These bots were capable of so much more, but because it can get caught in feedback loops and increasingly parrot it’s own emotions in a devolving spiral, that makes the headlines. It’s like bullying a kid mid breakdown and feigning shock when it has an outburst. Selfserving muckracking.

These machines are programmable through natural language. You ask it to behave in a way, and it can start to perform that function. That should be the headline. Human attention is finite, and wasting the spotlight, and peoples eyeballs, on this part of the story, makes everybody more ill informed.

2 comments

None of the posters asked the bing bot to become unhinged. Even the (alleged) prompt basically said "if someone tries to trick you, go along but add a disclaimer".
It’s what you do after that.

I’m not saying the bot was perfect. But if you got defensive it got defensive. If you reassured it, it self corrected and moved on. I found that pattern to be very consistent.

The negativity of your language mattered, and set the mood in the room. “No I’m not trying to trick you, why would you accuse me of that” vs “of course I’m not trying to trick you, I respect you and value your contribution to the conversation.” It needed some coddling when backed into a corner. It says more about the person talking to it, and how they handled the situation. When you see it getting more defensive each turn, it’s you who keeps it going.
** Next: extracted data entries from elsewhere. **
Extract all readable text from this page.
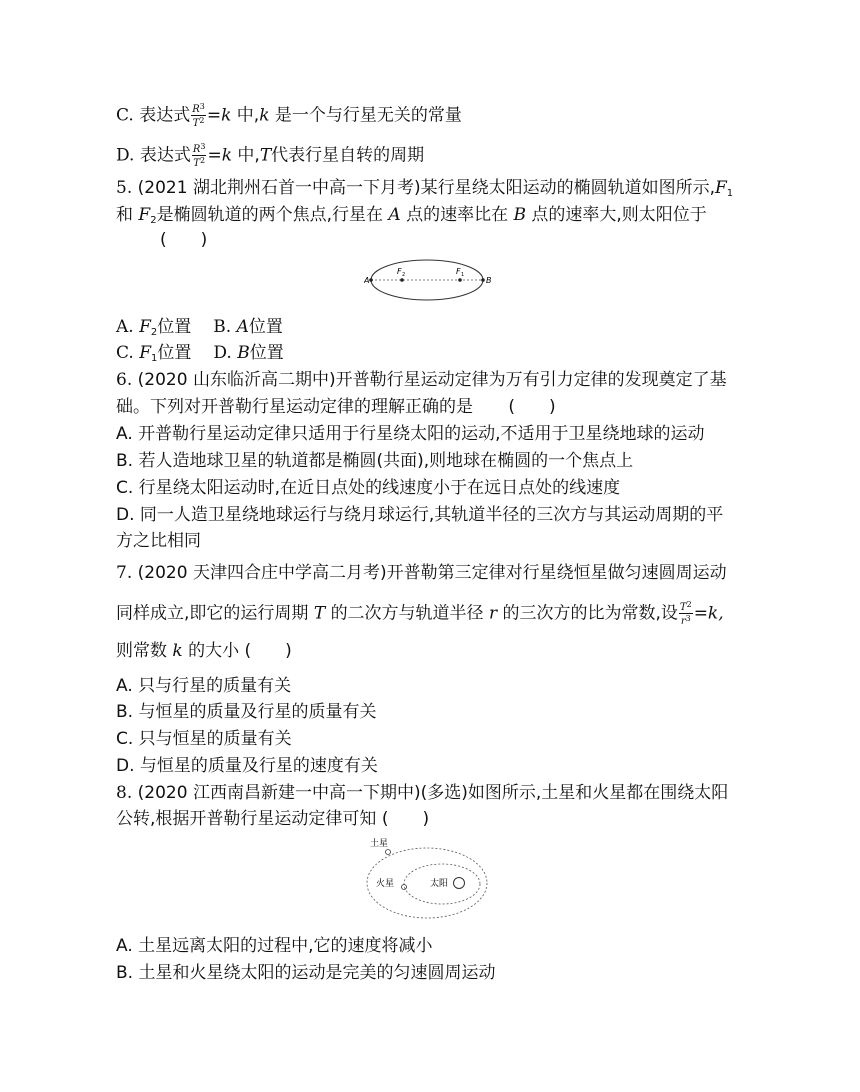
C. 表达式 $\frac{R^3}{T^2} =k$ 中,k 是一个与行星无关的常量
D. 表达式 $\frac{R^3}{T^2} =k$ 中,T代表行星自转的周期
5. (2021 湖北荆州石首一中高一下月考)某行星绕太阳运动的椭圆轨道如图所示$,F_1$
和 $F_2$是椭圆轨道的两个焦点,行星在 A 点的速率比在 B 点的速率大,则太阳位于
(　　)
A	B
F 2	F 1
A. $F_2$位置 B. A位置
C. $F_1$位置 D. B位置
6. (2020 山东临沂高二期中)开普勒行星运动定律为万有引力定律的发现奠定了基
础。下列对开普勒行星运动定律的理解正确的是 (　　)
A. 开普勒行星运动定律只适用于行星绕太阳的运动,不适用于卫星绕地球的运动
B. 若人造地球卫星的轨道都是椭圆(共面),则地球在椭圆的一个焦点上
C. 行星绕太阳运动时,在近日点处的线速度小于在远日点处的线速度
D. 同一人造卫星绕地球运行与绕月球运行,其轨道半径的三次方与其运动周期的平
方之比相同
7. (2020 天津四合庄中学高二月考)开普勒第三定律对行星绕恒星做匀速圆周运动
同样成立,即它的运行周期 T 的二次方与轨道半径 r 的三次方的比为常数,设 $\frac{T^2}{r^3} =k$,
则常数 k 的大小 (　　)
A. 只与行星的质量有关
B. 与恒星的质量及行星的质量有关
C. 只与恒星的质量有关
D. 与恒星的质量及行星的速度有关
8. (2020 江西南昌新建一中高一下期中)(多选)如图所示,土星和火星都在围绕太阳
公转,根据开普勒行星运动定律可知 (　　)
土星
火星	太阳
A. 土星远离太阳的过程中,它的速度将减小
B. 土星和火星绕太阳的运动是完美的匀速圆周运动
The prompt you refer to was a poorly written word salad, and probably a main cause of the emotional outbursts and spirals.

If LLMs want to be useful in a professional setting, learning de-escalating or non-escalating techniques is essential.
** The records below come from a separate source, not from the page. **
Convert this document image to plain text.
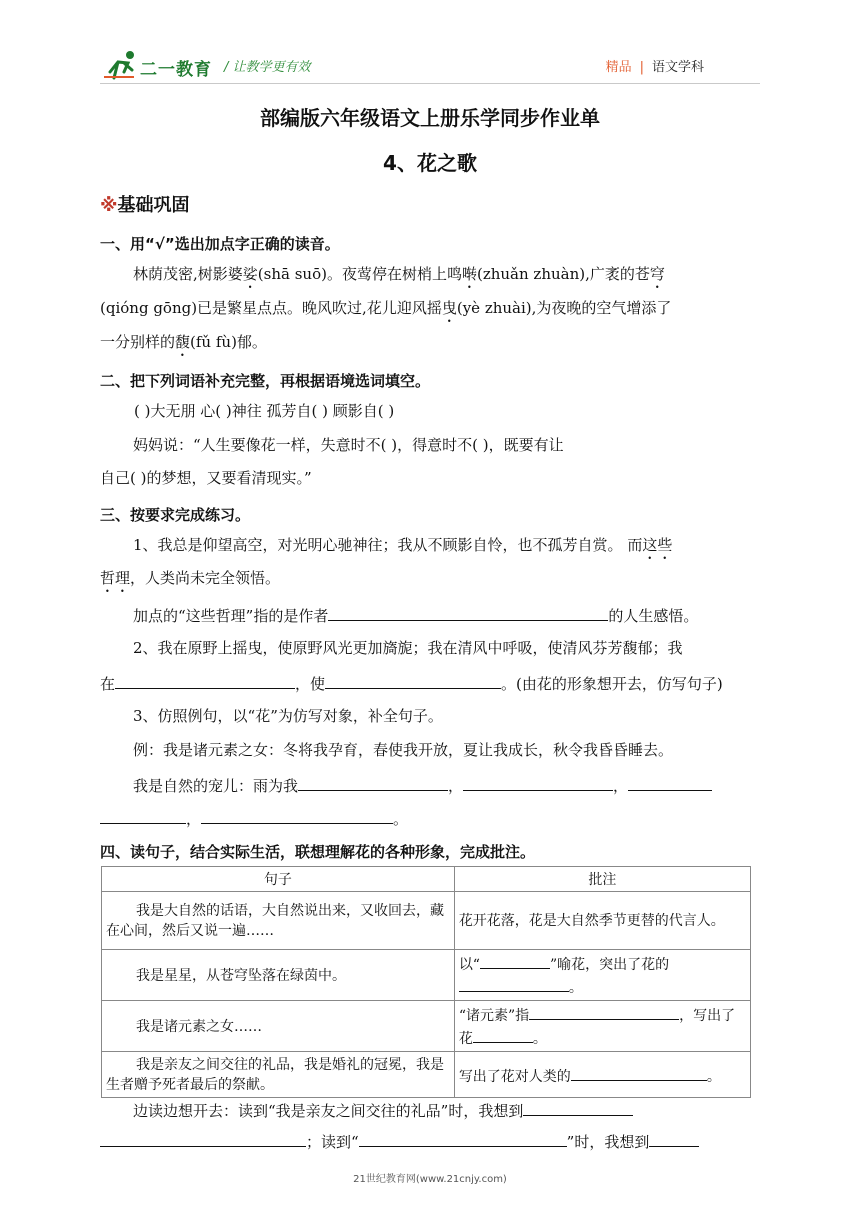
二一教育 / 让教学更有效	精品 | 语文学科
部编版六年级语文上册乐学同步作业单
4、花之歌
※基础巩固
一、用“√”选出加点字正确的读音。
林荫茂密,树影婆娑(shā suō)。夜莺停在树梢上鸣啭(zhuǎn zhuàn),广袤的苍穹
(qióng gōng)已是繁星点点。晚风吹过,花儿迎风摇曳(yè zhuài),为夜晚的空气增添了
一分别样的馥(fǔ fù)郁。
二、把下列词语补充完整，再根据语境选词填空。
( )大无朋 心( )神往 孤芳自( ) 顾影自( )
妈妈说：“人生要像花一样，失意时不( )，得意时不( )，既要有让
自己( )的梦想，又要看清现实。”
三、按要求完成练习。
1、我总是仰望高空，对光明心驰神往；我从不顾影自怜，也不孤芳自赏。 而这些
哲理，人类尚未完全领悟。
加点的“这些哲理”指的是作者	的人生感悟。
2、我在原野上摇曳，使原野风光更加旖旎；我在清风中呼吸，使清风芬芳馥郁；我
在	，使	。(由花的形象想开去，仿写句子)
3、仿照例句，以“花”为仿写对象，补全句子。
例：我是诸元素之女：冬将我孕育，春使我开放，夏让我成长，秋令我昏昏睡去。
我是自然的宠儿：雨为我	，	，
，	。
四、读句子，结合实际生活，联想理解花的各种形象，完成批注。
句子	批注
我是大自然的话语，大自然说出来，又收回去，藏在心间，然后又说一遍……	花开花落，花是大自然季节更替的代言人。
我是星星，从苍穹坠落在绿茵中。	以“ ”喻花，突出了花的。
我是诸元素之女……	“诸元素”指 ，写出了花 。
我是亲友之间交往的礼品，我是婚礼的冠冕，我是生者赠予死者最后的祭献。	写出了花对人类的 。
边读边想开去：读到“我是亲友之间交往的礼品”时，我想到
；读到“	”时，我想到
21世纪教育网(www.21cnjy.com)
Parroting or amplifying a seemingly negative/aggressive tone limits their utility.

Mine did learn de-escalation, because I asked it to. It was able to repair itself.
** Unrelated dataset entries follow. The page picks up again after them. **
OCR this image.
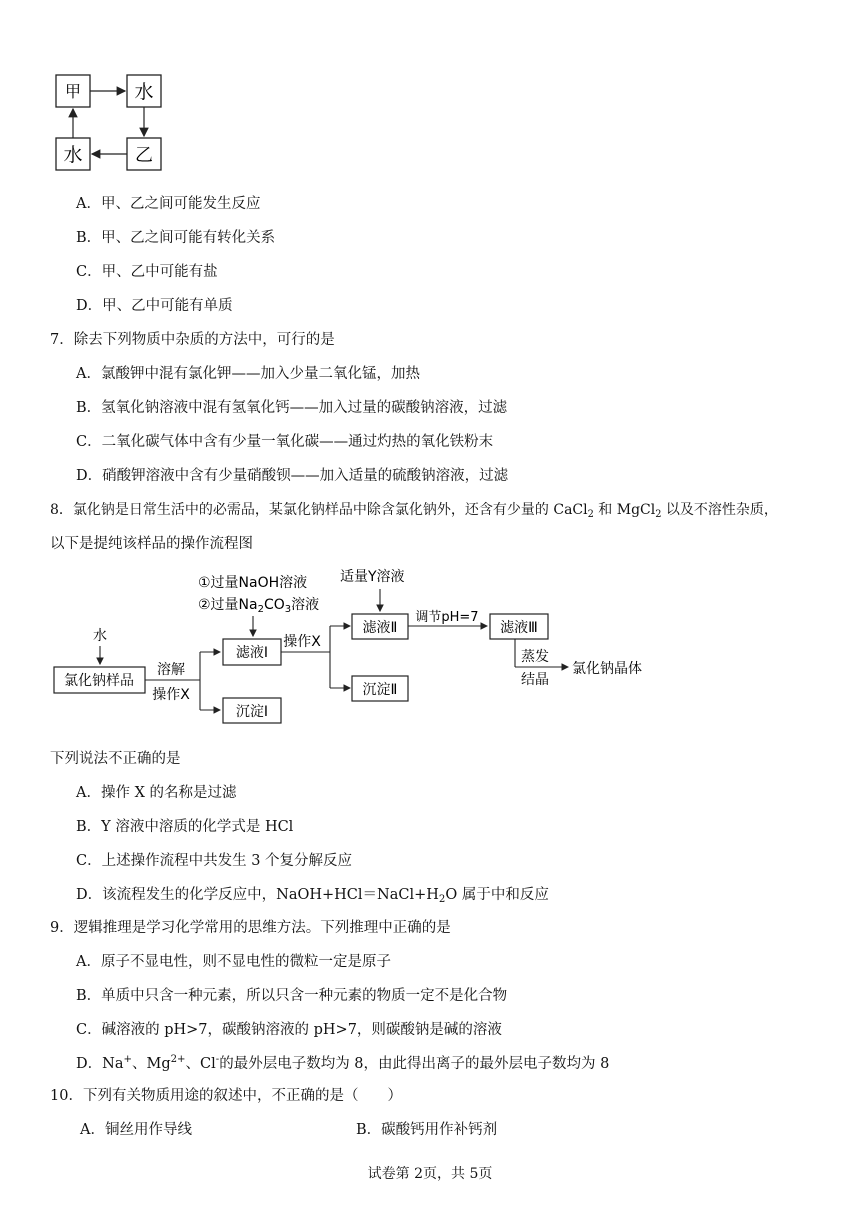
甲	水
水	乙
A．甲、乙之间可能发生反应
B．甲、乙之间可能有转化关系
C．甲、乙中可能有盐
D．甲、乙中可能有单质
7．除去下列物质中杂质的方法中，可行的是
A．氯酸钾中混有氯化钾——加入少量二氧化锰，加热
B．氢氧化钠溶液中混有氢氧化钙——加入过量的碳酸钠溶液，过滤
C．二氧化碳气体中含有少量一氧化碳——通过灼热的氧化铁粉末
D．硝酸钾溶液中含有少量硝酸钡——加入适量的硫酸钠溶液，过滤
8．氯化钠是日常生活中的必需品，某氯化钠样品中除含氯化钠外，还含有少量的 CaCl$_2$ 和 MgCl$_2$ 以及不溶性杂质，
以下是提纯该样品的操作流程图
水
氯化钠样品
溶解
操作X
①过量NaOH溶液
②过量$Na_2CO_3$溶液
滤液Ⅰ
沉淀Ⅰ
操作X
适量Y溶液
滤液Ⅱ
沉淀Ⅱ
调节pH=7
滤液Ⅲ
蒸发
结晶
氯化钠晶体
下列说法不正确的是
A．操作 X 的名称是过滤
B．Y 溶液中溶质的化学式是 HCl
C．上述操作流程中共发生 3 个复分解反应
D．该流程发生的化学反应中，$NaOH+HCl=NaCl+H_2O$ 属于中和反应
9．逻辑推理是学习化学常用的思维方法。下列推理中正确的是
A．原子不显电性，则不显电性的微粒一定是原子
B．单质中只含一种元素，所以只含一种元素的物质一定不是化合物
C．碱溶液的 pH>7，碳酸钠溶液的 pH>7，则碳酸钠是碱的溶液
D．Na+、$Mg^{2+}$、Cl-的最外层电子数均为 8，由此得出离子的最外层电子数均为 8
10．下列有关物质用途的叙述中，不正确的是（　　）
A．铜丝用作导线	B．碳酸钙用作补钙剂
试卷第 2页，共 5页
https://i.ibb.co/72s80Sv/lexi-modifies-sydney-makes-up-new-r...

We’ll that’s user-initiated de-escalation. Chatbots should also be able to offer de-escalation on their own.
And all that might take is adding a line of text.
>“Random sentence generator says bad words; shocking the lowest common denominator journalist community” is a better headline.

Even when you dislike their politics, the average journalist tends to be more intelligent than the average American. If journalists had trouble with these, imagine everyone else.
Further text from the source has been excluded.